Between now and January 9, 2024, the J’s Bodzin Art Gallery is proud to display about 40 photographs that Mr. Hofstetter took as the official photographer of this group and which appeared in a traveling show, “Portraits of West Africa” from 1977-1979. The J is the first stop of the 2024 revival tour of these photographs. We thank long-time J member, Melinda Hofstetter, for the opportunity to share her father Seymour’s photography in the gallery and for answering four questions from our gallery curator, Sarah Berry.

1. Tell us more about your father’s journey in West Africa, and why he was selected to be the group’s documentarian.

For 25 years, my father was a teacher in predominantly Black and Hispanic schools in Cleveland, Ohio. In the summer of 1976 he, along with twenty other teachers from Cleveland and northern Ohio, participated in a six-week program of African Studies sponsored by the American Forum for International Study (AFIS). These Ohio educators were chosen from over 100 applicants and studied at the University of Ibadan, Nigeria, travelling under the supervision of faculty from the University of Ibadan and University of Ghana to various sites throughout West Africa. The program was funded by the Division of International Education of the U.S. Office of Education (now the Department of Education) under a grant from the Hays-Fulbright Program. My father received one of the grants. The director of the AFIS, Dr. Melvin Drimmer, recognized my father as having been a professional photographer in previous days and whose avocation was remained photography. Dad always had a camera around his neck, so it seemed like a good idea and great advertising to select some of those photos my dad was taking anyway for a show!

Although this exhibit was my dad’s first major “One Man Show,” he had been a serious student of the camera since his student days in Cleveland. He was the school photographer in high school using a folding Kodak camera. During World War II, he spent five years in the U.S. Coast Guard as a combat photographer, serving one tour of duty in the dangerous North Atlantic run, and two tours in the South Pacific. He took thousands of pictures and left the service as Chief Photographic Mate, with three letter of commendation and a Navy Commendation Medal. Many of his pictures won awards. Some can be seen today in the permanent collection of The Coast Guard Academy in New London, Connecticut; in Coast Guard Headquarters in Washington D.C.; and the National Archives in Washington D.C. I have donated many of Dad’s photos to the National Museum of the Pacific War in Fredrickburg, Texas, the birth place of Admiral Nimitz, the great WWII leader who led our naval forces to victory over the Japanese as Commander in Chief, US Pacific Fleet and Commander in Chief, Pacific Ocean Areas.

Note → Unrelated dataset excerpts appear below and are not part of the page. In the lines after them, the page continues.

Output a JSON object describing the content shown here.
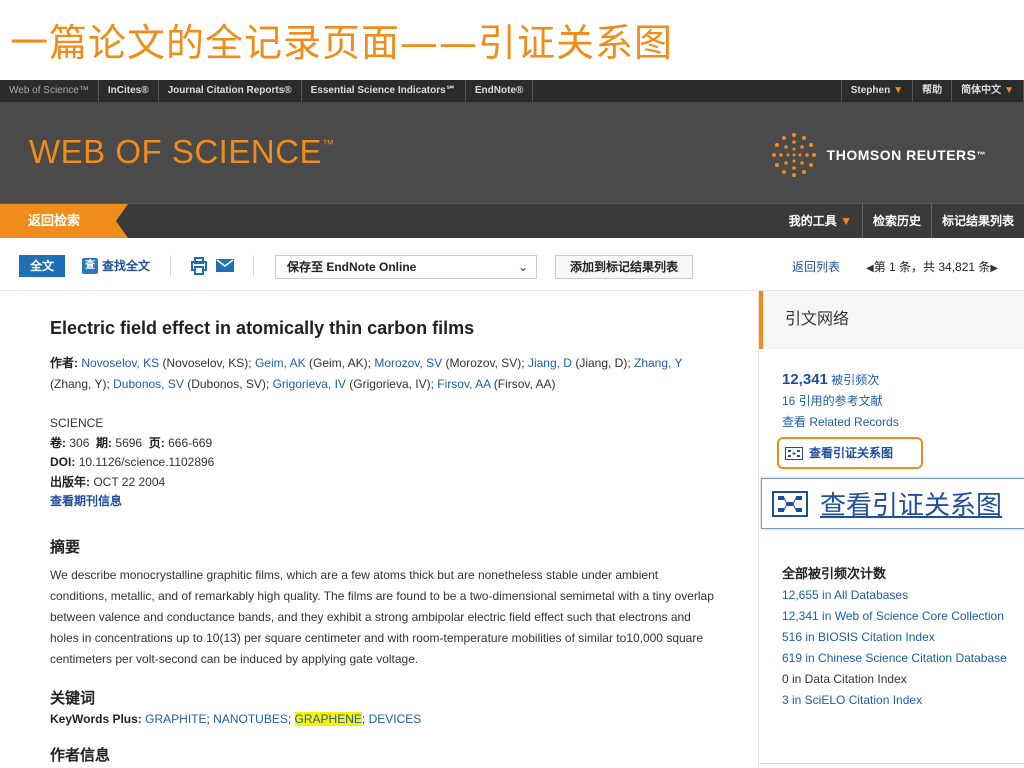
{
  "slide_title": "一篇论文的全记录页面——引证关系图",
  "topnav": {
    "brand": "Web of Science™",
    "items": [
      "InCites®",
      "Journal Citation Reports®",
      "Essential Science Indicators℠",
      "EndNote®"
    ],
    "user": "Stephen",
    "help": "帮助",
    "language": "简体中文"
  },
  "banner": {
    "logo": "WEB OF SCIENCE",
    "logo_mark": "™",
    "publisher": "THOMSON REUTERS",
    "publisher_mark": "™"
  },
  "subnav": {
    "back": "返回检索",
    "my_tools": "我的工具",
    "history": "检索历史",
    "marked_list": "标记结果列表"
  },
  "toolbar": {
    "full_text": "全文",
    "find_full_text": "查找全文",
    "find_full_text_icon": "查",
    "save_to": "保存至 EndNote Online",
    "add_to_list": "添加到标记结果列表",
    "return_list": "返回列表",
    "pager": "第 1 条，共 34,821 条"
  },
  "record": {
    "title": "Electric field effect in atomically thin carbon films",
    "author_label": "作者:",
    "authors": [
      {
        "name": "Novoselov, KS",
        "full": " (Novoselov, KS); "
      },
      {
        "name": "Geim, AK",
        "full": " (Geim, AK); "
      },
      {
        "name": "Morozov, SV",
        "full": " (Morozov, SV); "
      },
      {
        "name": "Jiang, D",
        "full": " (Jiang, D); "
      },
      {
        "name": "Zhang, Y",
        "full": " (Zhang, Y); "
      },
      {
        "name": "Dubonos, SV",
        "full": " (Dubonos, SV); "
      },
      {
        "name": "Grigorieva, IV",
        "full": " (Grigorieva, IV); "
      },
      {
        "name": "Firsov, AA",
        "full": " (Firsov, AA)"
      }
    ],
    "journal": "SCIENCE",
    "volume_label": "卷:",
    "volume": "306",
    "issue_label": "期:",
    "issue": "5696",
    "pages_label": "页:",
    "pages": "666-669",
    "doi_label": "DOI:",
    "doi": "10.1126/science.1102896",
    "pub_date_label": "出版年:",
    "pub_date": "OCT 22 2004",
    "journal_info": "查看期刊信息",
    "abstract_head": "摘要",
    "abstract": "We describe monocrystalline graphitic films, which are a few atoms thick but are nonetheless stable under ambient conditions, metallic, and of remarkably high quality. The films are found to be a two-dimensional semimetal with a tiny overlap between valence and conductance bands, and they exhibit a strong ambipolar electric field effect such that electrons and holes in concentrations up to 10(13) per square centimeter and with room-temperature mobilities of similar to10,000 square centimeters per volt-second can be induced by applying gate voltage.",
    "keywords_head": "关键词",
    "keywords_label": "KeyWords Plus:",
    "keywords": [
      "GRAPHITE",
      "NANOTUBES",
      "GRAPHENE",
      "DEVICES"
    ],
    "author_info_head": "作者信息"
  },
  "sidebar": {
    "title": "引文网络",
    "times_cited": "12,341",
    "times_cited_label": "被引频次",
    "references": "16 引用的参考文献",
    "related": "查看 Related Records",
    "citation_map": "查看引证关系图",
    "callout": "查看引证关系图",
    "counts_head": "全部被引频次计数",
    "counts": [
      "12,655 in All Databases",
      "12,341 in Web of Science Core Collection",
      "516 in BIOSIS Citation Index",
      "619 in Chinese Science Citation Database",
      "0 in Data Citation Index",
      "3 in SciELO Citation Index"
    ]
  },
  "colors": {
    "accent": "#f08c1a",
    "link": "#1f5ea8",
    "banner": "#4a4a4a",
    "highlight": "#fff200"
  }
}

2. These photos have already been shown extensively. Which institutions have exhibited them and when? Where are they off to next?

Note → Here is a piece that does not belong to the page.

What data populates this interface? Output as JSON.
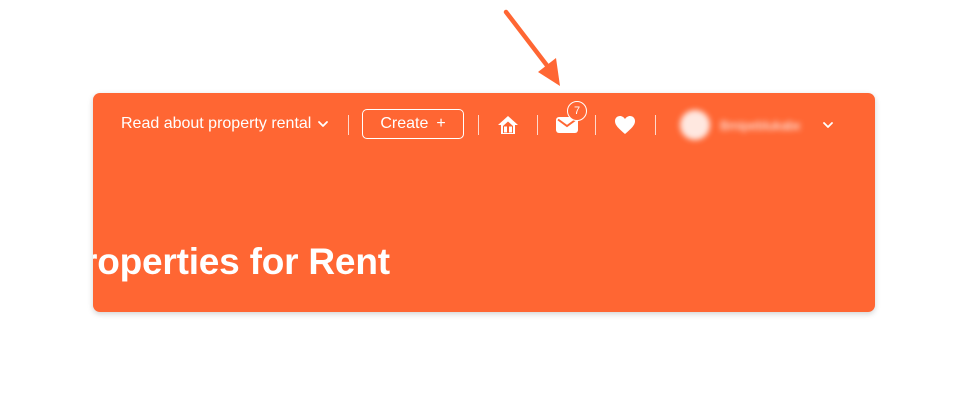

The photos of the exhibit “Portraits of West Africa” started in our hometown of Cleveland at the Cleveland Museum of Natural History. In 1977 these pictures were shown at: U.S. Department of State, Washington D.C.; Overseas Press Club of New York; Afro-American Historical and Cultural Museum, Philadelphia; Cleveland State University. In 1978 these pictures were shown at Ohio State University, Columbus; Cleveland State University; Cleveland Board of Education Supplemental Education Center. He had a full show full show in Washington D.C. at the U.S. Office of Education (now the Department of Education), as part of the celebration of the International Year of the Child through the spring and summer of that year.
I am happy to say that the exhibit will be showing from 1-29 February 2024 at the Jewish Educational Alliance (JEA) in Savannah, Georgia, where my daughter and grandchildren live. My oldest grandson there is named for his great-grandfather so having my dad’s photos in Savannah will mean a lot to our family. I hope to reach out to the Cleveland JCC for a showing there as well as my dad is a real “son of Cleveland.”

3. Did your father bring his love for photography into his family and community life?

As soon as I was born I was in front of the camera. I don’t remember a time when on our many family trips, family events or other occasions that he didn’t have a camera around his neck. At weddings, b’nai mitzvot and other family events, he’d be called on to take the pictures. Of course, he wasn’t always on point. One of his first cousins never ceased to remind me (no matter it was 25 years after the fact) that Seymour was supposed to have taken her wedding pictures but he met Betty, her friend at the wedding, with whom he was taken. His cousin, the bride, was constantly calling “where’s Seymour?!” to take the pictures of her he had promised. Betty, it seems, was a bit distracting at that event. However, in general my dad was more focused!

4. We look forward to hearing more about the revival of this exhibition on December. What do you hope people will come to learn?

I hope that people will come to understand in a small way how a Jewish boy from Cleveland, whose parents, one of whom was born in the Austro-Hungarian Republic and the other born in New York City and who ran a second-hand furniture store, came to learn a love of travel, photography and patriotism, and who somehow developed an innate sensitivity that won the confidence of his African hosts “by smiling, by meaning well, and using forbearance and kindness.” As can be seen, young and old alike responded more than favorably to him and his camera.